ABERDEEN TIMES - Review: Netflix’s ‘Defenders’ Is Less Than the Sum of Its Superheroes

Netflix and Marvel have collaborated on four comics-based television series over the last few years, and while they share a setting (New York) and a few overlapping characters, they’re pretty distinct. You wouldn’t confuse “Jessica Jones” with “Iron Fist” or “Daredevil” with “Luke Cage.”
Now there’s a fifth show, “Marvel’s The Defenders,” available Friday on Netflix, that brings the four heroes together to form a superpowered crime-fighting team. Marvel has done this before, combining characters to assemble the blockbuster Avengers movies.
But the challenge for the showrunners Douglas Petrie and Marco Ramirez (who were in charge of Season 2 of “Daredevil”) is a little different. Coming hot on the heels of the individual shows, each of which has already devoted 13 to 26 hours to its story, they’re not just juggling personalities and plot points. They’re also trying to mesh four different tones, styles, rhythms, color palettes, music philosophies and acting styles.
Through four of the eight episodes, they do an impressive job on that score. Without feeling like a paint-by-numbers kit, “Defenders” maintains the essence of the misanthropic private eye, Jones; the haunted blind vigilante, Daredevil; the bulletproof Harlem mensch, Cage; and the hippy-dippy martial artist, Iron Fist. It’s even deftly faithful to the original shows’ looks, going blue and steely when the action centers on Jones, white and misty for Iron Fist.
But the professionalism — and have no doubt, “Defenders” is very well put together — comes with some costs. One is the standard problem for this kind of assemblage: the need to give everyone equal screen time, and the exposition required to make sense of their getting together, means less of the things we come to comic-book stories for. There’s a lot of getting-to-know-you and here’s-what-we’re-doing talk in the early episodes, and not a lot of action or emotion.

That story picks up shortly after the time frames of each of the antecedent series, with Jones (Krysten Ritter) and Daredevil (Charlie Cox) licking their wounds after deadly battles, Cage (Mike Colter) newly released from prison and Iron Fist (Finn Jones) traveling the world seeking revenge.
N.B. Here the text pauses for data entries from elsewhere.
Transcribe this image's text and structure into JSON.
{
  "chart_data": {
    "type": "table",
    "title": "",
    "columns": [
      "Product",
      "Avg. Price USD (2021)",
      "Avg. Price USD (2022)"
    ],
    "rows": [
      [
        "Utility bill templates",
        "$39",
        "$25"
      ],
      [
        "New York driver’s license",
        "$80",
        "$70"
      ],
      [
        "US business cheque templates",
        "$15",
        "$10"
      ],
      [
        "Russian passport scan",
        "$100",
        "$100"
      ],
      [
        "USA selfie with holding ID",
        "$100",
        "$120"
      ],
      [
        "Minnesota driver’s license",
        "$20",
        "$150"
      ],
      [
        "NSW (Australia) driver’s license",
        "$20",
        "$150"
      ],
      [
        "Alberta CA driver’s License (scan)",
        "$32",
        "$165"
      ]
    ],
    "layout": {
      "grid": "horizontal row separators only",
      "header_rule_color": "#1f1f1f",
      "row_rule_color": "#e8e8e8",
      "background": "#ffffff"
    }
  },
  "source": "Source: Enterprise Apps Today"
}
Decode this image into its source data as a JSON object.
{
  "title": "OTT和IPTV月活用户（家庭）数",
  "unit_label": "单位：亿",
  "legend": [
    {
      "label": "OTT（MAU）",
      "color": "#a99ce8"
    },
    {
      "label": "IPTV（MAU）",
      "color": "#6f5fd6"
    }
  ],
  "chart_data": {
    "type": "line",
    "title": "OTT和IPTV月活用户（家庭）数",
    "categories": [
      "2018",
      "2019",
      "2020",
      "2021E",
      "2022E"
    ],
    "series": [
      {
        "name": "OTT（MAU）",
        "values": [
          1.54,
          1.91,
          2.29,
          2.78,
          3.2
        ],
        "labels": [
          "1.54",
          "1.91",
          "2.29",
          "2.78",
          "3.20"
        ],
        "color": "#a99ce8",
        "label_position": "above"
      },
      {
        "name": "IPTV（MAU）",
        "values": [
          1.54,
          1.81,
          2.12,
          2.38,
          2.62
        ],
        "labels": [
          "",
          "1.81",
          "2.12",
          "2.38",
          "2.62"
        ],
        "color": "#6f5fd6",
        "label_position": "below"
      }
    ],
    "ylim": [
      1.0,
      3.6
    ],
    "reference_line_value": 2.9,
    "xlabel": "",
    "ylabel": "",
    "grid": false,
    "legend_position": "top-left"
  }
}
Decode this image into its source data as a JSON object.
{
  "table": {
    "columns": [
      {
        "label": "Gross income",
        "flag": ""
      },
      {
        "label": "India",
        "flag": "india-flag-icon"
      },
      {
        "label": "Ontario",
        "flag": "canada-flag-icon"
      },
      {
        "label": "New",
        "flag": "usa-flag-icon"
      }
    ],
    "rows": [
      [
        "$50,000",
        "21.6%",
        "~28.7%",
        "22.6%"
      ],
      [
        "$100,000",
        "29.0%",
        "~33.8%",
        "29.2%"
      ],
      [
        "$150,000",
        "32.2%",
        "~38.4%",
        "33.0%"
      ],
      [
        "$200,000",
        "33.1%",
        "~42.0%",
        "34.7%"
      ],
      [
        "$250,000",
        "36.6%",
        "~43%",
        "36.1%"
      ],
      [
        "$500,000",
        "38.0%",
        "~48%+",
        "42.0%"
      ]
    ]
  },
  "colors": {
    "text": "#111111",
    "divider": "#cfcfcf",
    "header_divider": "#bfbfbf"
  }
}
Seemingly unconnected events — a new case for Jones, a Harlem crime wave, an earthquake centered in Daredevil’s Hell’s Kitchen neighborhood — are all connected to the Hand, drawing the four together.
None of it seems very urgent, though. It would help if the series had a better villain. The nebulous, largely faceless (ninja robes, after all) forces of the Hand were a drag in “Daredevil” and “Iron Fist,” and even with the addition of Sigourney Weaver as their leader, they’re pretty dull here, too. The best Marvel-Netflix seasons have benefited from larger-than-life bad guys: Vincent D’Onofrio’s raging Kingpin in Season One of “Daredevil” and especially David Tennant’s icy psycho, Kilgrave, in “Jessica Jones.”
“Jones,” the best of the Marvel-Netflix bunch, offers Ms. Ritter’s barbed but compassionate portrayal, and “Defenders” perks up whenever she’s on screen. (In fairness to Mr. Colter, Mr. Cox and Mr. Jones, they have to do a disproportionate amount of the obligatory arguing and explaining.) The show also comes alive when Scott Glenn shows up as the no-nonsense sensei, Stick.
There’s nothing terribly wrong with “Marvel’s The Defenders,” but there may not be enough right about it to make it worth the time of anyone but the completist. By the end of the year, there are set to be 11 live-action Marvel shows spread across five TV networks and streaming services. You can afford to be choosy.